Question

An object of 7kg is lit and it becomes suspended at rest from the ceiling. It then explodes into 3 parts. Part 1 has a mass of 2.7kg and is traveling 3.1m/s at 22 degrees above x-axis. Part 2 has a mass of 1.75kg and moves 4.4 m/s at 53 degrees above x-axis. Determine the mass, velocity, and direction of the 3rd piece using momentum. Thank you.

Answer 1

Mass of first part, m1 = 2.7 kg

Mass of second part, m2 = 1.75 kg

So, mass of the third part, m3 = 7 kg - (2.7 kg + 1.75 kg)

= 2.55 kg (Answer)

Write the component of velocity in unit vector notations.

Velocity of first part, v1 = [(3.1*cos22)i + (3.1*sin22)j] m/s

= [2.87i + 1.16j] m/s

Velocity of second part, v2 = [(4.4*cos53)i + (4.4*sin53)j] m/s

= [2.65i + 3.51j] m/s

Suppose the velocity of the third part is v3.
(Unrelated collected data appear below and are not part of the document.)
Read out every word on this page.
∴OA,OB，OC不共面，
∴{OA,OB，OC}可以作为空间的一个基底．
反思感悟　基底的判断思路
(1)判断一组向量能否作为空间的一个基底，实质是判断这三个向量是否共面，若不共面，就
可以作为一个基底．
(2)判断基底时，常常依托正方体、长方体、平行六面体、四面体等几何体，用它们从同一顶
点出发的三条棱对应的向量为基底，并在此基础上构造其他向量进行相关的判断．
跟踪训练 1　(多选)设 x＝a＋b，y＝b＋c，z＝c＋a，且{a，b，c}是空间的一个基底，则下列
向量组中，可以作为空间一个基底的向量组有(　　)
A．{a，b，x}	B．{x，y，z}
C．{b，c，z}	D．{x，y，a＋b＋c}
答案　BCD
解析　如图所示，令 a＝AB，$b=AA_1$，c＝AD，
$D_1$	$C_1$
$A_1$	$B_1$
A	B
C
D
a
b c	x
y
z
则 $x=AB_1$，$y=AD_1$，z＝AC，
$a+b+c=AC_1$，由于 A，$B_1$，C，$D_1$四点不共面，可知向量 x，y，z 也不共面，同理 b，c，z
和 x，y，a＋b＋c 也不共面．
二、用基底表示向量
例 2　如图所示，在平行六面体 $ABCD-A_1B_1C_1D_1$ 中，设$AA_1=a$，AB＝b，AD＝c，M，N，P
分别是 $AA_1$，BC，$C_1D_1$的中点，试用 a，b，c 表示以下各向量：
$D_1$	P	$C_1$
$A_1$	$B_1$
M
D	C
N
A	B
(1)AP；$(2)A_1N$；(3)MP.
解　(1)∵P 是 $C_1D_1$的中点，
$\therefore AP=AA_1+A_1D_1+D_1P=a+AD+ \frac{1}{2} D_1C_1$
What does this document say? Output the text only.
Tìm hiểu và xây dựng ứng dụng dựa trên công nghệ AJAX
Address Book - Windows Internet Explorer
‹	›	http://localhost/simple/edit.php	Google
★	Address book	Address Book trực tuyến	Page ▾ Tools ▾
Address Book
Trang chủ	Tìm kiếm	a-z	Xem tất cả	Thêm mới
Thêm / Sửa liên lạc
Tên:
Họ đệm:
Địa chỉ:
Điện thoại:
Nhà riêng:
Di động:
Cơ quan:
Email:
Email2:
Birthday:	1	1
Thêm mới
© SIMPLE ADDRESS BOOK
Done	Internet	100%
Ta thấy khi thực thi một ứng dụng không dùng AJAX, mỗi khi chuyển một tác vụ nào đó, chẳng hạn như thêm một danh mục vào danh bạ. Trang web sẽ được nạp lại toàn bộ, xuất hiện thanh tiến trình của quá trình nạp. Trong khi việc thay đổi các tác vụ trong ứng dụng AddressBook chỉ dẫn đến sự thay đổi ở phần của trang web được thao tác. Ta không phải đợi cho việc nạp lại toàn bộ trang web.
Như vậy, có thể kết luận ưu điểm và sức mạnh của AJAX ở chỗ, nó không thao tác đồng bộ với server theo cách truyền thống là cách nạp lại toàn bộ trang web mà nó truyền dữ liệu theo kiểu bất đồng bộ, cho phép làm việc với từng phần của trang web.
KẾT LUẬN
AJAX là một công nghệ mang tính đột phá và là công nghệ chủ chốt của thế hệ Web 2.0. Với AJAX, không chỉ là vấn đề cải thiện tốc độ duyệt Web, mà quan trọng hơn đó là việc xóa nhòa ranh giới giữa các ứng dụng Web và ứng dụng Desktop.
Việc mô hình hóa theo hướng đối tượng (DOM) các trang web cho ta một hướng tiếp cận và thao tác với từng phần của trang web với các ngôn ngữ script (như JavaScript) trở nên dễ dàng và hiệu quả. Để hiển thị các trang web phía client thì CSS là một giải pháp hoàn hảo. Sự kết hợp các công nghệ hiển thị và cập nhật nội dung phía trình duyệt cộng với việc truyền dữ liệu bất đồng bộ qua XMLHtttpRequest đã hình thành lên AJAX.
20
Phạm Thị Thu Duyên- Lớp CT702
Now, initial momentum of the combined object, Pi = 0

Final momentum of the three parts -

Pf = m1*v1 + m2*v2 + m3*v3

= 2.7 kg*[2.87i + 1.16j] m/s + 1.75 kg*[2.65i + 3.51j] m/s + 2.55 kg *v3

According to conservation of momentum -

Pi = Pf

=> 0 = 2.7 kg*[2.87i + 1.16j] m/s + 1.75 kg*[2.65i + 3.51j] m/s + 2.55 kg *v3

=> 0 = (12.39 kg*m/s)i + (9.27 kg*m/s)j + 2.55 kg *v3

=> 2.55 kg *v3 = -[(12.39 kg*m/s)i + (9.27 kg*m/s)j]

=> v3 = -[4.86i + 3.64j] m/s

Therefore, magnitude of the third velocity -

|v3| = sqrt[(4.86)^2 + (3.64)^2] = 6.07 m/s (Answer)

Direction of the velocity, = 180 + tan^-1(3.64/4.86)

= 180 + 36.8 = 216.8 deg from the positive direction of x-axis.